The fact that the outcome of OM assessments concerning the settlement of cases is not always correct is also evident in practice based on the penalty orders issued by public prosecutors. This concerns cases (usually smaller cases) which, pursuant to the law, the public prosecutor may settle independently and in which he or she may impose fines and/or a limited number of hours of community service. If the accused party disagrees with the punishment imposed, the accused can as yet bring the case before a court. On 4 December 2018, NRC published an article about an internal investigation conducted by the OM, which found that only 14-16% of the accused parties raised an opposition, even though the chance of success in opposition cases is remarkably high. As a matter of fact, in more than 20% of opposition cases, the OM even withdrew the cases because it was established that the evidence had been insufficiently established. In almost 25% of opposition cases, the accused party was acquitted by the court.

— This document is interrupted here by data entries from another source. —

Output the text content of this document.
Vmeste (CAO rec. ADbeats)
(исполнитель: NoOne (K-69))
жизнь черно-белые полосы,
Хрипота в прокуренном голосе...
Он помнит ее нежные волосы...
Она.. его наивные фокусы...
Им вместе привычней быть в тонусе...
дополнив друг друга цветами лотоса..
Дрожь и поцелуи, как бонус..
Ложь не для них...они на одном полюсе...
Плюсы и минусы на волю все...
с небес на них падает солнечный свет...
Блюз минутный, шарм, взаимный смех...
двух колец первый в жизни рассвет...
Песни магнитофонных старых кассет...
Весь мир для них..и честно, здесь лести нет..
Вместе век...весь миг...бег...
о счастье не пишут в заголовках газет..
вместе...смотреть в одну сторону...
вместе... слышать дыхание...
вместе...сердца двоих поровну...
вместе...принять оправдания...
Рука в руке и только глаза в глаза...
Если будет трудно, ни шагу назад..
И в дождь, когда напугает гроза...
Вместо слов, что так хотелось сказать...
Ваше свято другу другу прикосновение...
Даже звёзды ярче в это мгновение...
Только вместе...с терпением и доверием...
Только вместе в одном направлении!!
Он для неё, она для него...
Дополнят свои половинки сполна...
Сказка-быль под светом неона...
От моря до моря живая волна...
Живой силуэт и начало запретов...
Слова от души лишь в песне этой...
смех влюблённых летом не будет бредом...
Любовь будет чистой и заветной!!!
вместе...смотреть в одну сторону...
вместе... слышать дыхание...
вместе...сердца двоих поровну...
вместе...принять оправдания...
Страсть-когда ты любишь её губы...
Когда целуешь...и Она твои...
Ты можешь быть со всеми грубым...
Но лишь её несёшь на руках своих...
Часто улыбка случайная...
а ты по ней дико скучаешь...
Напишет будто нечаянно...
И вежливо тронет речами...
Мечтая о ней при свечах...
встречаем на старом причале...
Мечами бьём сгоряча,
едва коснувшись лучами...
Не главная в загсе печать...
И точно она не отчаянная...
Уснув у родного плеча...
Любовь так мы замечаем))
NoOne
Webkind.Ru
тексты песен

In another 25% of the cases, a less severe punishment was imposed. What this boils down to is that, in 2017, something went essentially wrong in roughly 2000 penalty orders. It is not inconceivable that there is a chance that the OM also adopts unilateral, incomplete and/or disproportionate positions in mega settlements as well. The foregoing means that some form of effective correction is appropriate here.
As long as our society does not prioritise and make resources available to handle major, complex criminal cases with due care but expeditiously, mega settlements will continue to be the only way to handle major, complex criminal cases involving companies within a reasonable period of time. The court’s role in mega settlements should above all provide effective legal protection, as it will to some extent restore the imbalance between the OM and accused parties. ‘Effective’ does mean, however, that the review proceedings must be short. If those proceedings are also lengthy, we will be back at square one.